Literary fiction Actress

by Anne Enright,

Jonathan Cape

Almost everything about famous Irish actress Katherine O’Dell was fake. She wasn’t Irish, her name wasn’t O’Dell, her titian hair wasn’t red, but she did love her only child, Norah, who in turn adored her mum. That reciprocal love, though, is far from blind and Norah retells her mother’s life, cracks and all. Katherine and Norah’s world unfolds in a whirlpool of stories in this lyrical, bitingly witty, ponderous and engrossing novel from brilliant Irish novelist Anne Enright. It is a place of grease paint and putting on a show, of drunken nights and inappropri­ate lovers, of violence, loneliness and ultimately an extinguish­ing of the light.

“I have been waiting to do a book set in the theatre for a long time. At one stage, and briefly, I worked as an actor in Dublin,” Enright tells The Australian Women’s Weekly. “Theatre people are my kind of people.” While embedded on the boards, the novel actually has a filmic quality, reading like a first person docudrama, the lens capturing every seedy detail.

We roll back to Katherine’s childhood; she was the daughter of strolling players, stepped onto the stage aged 10 and grew into a luminous star. Norah lives in her mother’s shadow, gazing from afar as others swoon. But as she grows older she sees the truth. At her 21st birthday Norah can’t bear to have her mother stand beside her, bulging out of a dress that was too tight. “The dress was a costume, it made her look demented,” she says. Katherine was neverthele­ss the belle of the party, but Norah notes “there was a stage in the drinking when faces went slow and the room filled with difficulty.”

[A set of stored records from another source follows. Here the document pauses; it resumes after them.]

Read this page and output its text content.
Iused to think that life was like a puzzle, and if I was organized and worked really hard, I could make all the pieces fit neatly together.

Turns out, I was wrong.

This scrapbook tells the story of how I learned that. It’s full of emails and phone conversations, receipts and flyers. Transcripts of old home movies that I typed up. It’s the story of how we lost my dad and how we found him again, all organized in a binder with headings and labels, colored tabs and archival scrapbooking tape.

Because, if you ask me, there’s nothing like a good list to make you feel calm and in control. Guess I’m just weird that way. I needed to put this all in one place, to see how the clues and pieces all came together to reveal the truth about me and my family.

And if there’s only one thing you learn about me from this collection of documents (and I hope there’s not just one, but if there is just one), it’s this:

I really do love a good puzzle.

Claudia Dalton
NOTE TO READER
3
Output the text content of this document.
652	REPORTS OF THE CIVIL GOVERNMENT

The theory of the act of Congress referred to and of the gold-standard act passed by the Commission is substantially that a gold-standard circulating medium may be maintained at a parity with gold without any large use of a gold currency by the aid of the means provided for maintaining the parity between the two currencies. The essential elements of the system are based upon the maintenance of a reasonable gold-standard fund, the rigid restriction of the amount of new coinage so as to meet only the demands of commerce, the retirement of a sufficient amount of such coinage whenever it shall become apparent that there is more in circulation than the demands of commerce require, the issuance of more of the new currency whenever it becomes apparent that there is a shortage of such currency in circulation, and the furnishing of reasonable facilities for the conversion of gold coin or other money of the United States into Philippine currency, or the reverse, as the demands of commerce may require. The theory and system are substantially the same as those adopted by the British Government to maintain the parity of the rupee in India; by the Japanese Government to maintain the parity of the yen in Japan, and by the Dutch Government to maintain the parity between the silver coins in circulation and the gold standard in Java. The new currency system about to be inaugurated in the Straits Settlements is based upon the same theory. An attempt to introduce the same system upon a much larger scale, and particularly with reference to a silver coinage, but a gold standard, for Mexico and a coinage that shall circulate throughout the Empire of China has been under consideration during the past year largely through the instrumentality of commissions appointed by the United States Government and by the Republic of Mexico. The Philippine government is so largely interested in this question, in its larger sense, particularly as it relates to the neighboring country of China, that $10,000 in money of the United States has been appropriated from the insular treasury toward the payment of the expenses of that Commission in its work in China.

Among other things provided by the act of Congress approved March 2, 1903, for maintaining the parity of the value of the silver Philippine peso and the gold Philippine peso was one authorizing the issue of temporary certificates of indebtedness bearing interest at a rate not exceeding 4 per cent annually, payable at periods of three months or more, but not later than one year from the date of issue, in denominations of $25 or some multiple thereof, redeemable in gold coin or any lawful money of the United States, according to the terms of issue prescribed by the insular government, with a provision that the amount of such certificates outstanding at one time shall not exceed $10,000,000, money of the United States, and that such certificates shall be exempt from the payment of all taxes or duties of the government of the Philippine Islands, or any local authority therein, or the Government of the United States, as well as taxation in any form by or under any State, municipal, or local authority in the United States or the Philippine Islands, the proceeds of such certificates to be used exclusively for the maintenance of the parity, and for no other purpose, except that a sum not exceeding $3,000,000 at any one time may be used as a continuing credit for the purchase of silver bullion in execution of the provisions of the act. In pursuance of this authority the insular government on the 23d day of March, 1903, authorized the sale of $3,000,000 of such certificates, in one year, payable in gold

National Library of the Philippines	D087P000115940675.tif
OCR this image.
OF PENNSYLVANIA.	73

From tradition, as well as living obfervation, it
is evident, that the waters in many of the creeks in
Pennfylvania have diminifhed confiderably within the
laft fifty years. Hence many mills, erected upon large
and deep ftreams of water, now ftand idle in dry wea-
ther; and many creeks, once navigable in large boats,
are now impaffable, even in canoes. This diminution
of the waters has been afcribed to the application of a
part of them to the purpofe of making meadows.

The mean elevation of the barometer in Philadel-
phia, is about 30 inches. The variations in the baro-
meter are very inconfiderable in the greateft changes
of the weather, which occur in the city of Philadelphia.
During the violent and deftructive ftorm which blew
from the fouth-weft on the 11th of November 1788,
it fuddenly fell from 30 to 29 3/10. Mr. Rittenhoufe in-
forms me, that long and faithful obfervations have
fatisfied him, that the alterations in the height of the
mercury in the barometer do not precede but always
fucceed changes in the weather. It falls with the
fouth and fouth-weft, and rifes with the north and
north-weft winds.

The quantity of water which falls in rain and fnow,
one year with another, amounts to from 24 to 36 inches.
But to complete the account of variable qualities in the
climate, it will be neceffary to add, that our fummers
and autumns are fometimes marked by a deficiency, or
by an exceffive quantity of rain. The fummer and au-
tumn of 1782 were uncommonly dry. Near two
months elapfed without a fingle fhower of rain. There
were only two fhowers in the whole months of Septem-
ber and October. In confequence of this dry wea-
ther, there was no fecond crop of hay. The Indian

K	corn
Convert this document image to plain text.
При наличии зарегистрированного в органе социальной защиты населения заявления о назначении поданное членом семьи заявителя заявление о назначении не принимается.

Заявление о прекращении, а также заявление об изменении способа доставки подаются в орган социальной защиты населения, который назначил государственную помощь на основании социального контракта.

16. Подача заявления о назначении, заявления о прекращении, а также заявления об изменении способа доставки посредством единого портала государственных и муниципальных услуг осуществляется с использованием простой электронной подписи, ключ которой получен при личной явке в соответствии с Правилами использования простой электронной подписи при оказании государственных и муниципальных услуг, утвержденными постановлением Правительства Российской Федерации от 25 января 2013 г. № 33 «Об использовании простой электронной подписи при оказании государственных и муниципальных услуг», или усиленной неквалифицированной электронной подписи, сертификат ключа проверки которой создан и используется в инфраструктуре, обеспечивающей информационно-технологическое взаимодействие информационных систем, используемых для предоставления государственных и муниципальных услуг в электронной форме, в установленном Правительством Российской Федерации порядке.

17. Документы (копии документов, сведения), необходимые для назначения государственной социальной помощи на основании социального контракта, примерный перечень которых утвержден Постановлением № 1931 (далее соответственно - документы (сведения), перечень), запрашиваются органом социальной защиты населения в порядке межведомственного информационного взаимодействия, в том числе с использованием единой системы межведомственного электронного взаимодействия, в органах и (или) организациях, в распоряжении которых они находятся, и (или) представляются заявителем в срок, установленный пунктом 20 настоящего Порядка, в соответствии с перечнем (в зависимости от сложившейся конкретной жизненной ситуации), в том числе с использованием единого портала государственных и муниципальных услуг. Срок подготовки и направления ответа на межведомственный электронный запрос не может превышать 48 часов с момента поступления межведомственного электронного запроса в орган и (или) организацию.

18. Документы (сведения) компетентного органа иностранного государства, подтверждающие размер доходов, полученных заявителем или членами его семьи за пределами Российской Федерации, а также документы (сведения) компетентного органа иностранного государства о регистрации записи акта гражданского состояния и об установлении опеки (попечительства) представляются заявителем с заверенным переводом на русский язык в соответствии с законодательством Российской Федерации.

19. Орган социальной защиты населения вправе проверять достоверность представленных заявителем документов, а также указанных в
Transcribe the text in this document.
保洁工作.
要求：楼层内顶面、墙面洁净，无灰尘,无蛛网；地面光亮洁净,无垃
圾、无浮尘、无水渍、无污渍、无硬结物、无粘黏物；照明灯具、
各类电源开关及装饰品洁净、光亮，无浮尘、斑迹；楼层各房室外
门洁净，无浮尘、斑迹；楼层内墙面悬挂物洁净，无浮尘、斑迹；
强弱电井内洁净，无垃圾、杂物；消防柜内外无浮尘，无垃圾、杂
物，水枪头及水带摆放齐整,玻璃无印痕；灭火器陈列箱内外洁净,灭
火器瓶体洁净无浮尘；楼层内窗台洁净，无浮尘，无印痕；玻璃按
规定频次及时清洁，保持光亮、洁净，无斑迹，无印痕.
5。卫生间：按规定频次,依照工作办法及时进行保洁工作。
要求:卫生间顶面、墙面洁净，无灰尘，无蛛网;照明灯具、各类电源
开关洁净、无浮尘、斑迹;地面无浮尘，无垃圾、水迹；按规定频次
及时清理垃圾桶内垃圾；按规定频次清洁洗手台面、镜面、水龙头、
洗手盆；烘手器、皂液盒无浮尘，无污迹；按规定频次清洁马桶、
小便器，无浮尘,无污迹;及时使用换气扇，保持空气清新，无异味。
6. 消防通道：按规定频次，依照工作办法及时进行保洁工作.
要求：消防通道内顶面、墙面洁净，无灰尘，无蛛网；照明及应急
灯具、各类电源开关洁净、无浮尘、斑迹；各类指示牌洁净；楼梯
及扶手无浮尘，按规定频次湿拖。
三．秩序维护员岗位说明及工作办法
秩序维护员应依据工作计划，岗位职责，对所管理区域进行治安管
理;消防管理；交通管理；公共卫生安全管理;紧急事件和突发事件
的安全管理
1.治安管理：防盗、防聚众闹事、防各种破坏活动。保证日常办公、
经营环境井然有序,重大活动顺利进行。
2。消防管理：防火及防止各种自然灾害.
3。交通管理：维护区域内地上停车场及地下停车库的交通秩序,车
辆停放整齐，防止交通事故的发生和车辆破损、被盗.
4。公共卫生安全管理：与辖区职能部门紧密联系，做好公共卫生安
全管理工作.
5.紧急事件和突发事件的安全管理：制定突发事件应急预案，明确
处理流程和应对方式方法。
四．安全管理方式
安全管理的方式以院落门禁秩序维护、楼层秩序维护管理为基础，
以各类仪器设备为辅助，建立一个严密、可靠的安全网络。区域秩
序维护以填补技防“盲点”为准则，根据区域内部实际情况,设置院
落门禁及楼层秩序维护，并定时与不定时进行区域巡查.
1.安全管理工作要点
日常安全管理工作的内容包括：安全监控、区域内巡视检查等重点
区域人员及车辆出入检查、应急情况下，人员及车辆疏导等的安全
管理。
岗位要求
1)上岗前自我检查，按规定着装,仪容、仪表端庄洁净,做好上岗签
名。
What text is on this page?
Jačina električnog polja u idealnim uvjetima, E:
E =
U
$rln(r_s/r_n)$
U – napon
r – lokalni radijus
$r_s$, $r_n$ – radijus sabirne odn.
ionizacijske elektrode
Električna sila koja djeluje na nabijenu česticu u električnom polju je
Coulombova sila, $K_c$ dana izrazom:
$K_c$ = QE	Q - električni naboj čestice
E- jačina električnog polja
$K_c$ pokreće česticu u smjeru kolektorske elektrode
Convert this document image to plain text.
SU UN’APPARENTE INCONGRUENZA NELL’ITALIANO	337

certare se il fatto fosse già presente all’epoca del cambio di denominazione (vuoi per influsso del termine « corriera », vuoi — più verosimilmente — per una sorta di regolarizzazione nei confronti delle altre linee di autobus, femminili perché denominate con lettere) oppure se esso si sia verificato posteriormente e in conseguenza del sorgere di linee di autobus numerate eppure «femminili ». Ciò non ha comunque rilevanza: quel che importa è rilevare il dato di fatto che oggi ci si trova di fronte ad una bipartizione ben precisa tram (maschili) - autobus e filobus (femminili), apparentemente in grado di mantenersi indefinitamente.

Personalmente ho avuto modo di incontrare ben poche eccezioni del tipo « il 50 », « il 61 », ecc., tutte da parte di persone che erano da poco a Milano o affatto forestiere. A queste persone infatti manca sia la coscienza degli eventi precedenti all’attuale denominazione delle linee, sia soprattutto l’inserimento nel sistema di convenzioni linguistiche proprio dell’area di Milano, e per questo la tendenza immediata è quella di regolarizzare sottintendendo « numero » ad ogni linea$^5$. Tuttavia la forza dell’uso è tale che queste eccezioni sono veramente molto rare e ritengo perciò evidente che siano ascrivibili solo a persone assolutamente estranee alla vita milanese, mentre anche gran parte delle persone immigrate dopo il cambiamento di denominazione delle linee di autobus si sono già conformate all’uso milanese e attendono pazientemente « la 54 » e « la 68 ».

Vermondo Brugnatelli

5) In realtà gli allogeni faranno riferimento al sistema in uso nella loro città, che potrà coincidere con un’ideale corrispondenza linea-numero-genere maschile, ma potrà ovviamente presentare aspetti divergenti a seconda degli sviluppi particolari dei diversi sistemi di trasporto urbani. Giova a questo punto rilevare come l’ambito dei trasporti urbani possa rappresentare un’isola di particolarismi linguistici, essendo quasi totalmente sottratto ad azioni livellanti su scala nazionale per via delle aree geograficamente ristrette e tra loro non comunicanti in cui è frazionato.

Early on we learn that Katherine died at 58 and was committed to Dublin’s Central Mental Hospital after shooting a producer in the foot – literally. How she got to this point and Norah’s own path is the novel’s haunting tale, a portrait of “anguish, madness and sorrow”.

The power is in the tension between a daughter’s love and her adult view of her mother. “I have written several different mothers in my different novels. This time, the narrator’s mother, Katherine O’Dell, is wonderful and much loved (though in fact quite a handful),” explains Enright. “This sense of wonder comes from that place where we think our mothers are completely amazing – perhaps when we are two years old. The truth of the matter is that mothers are just women.”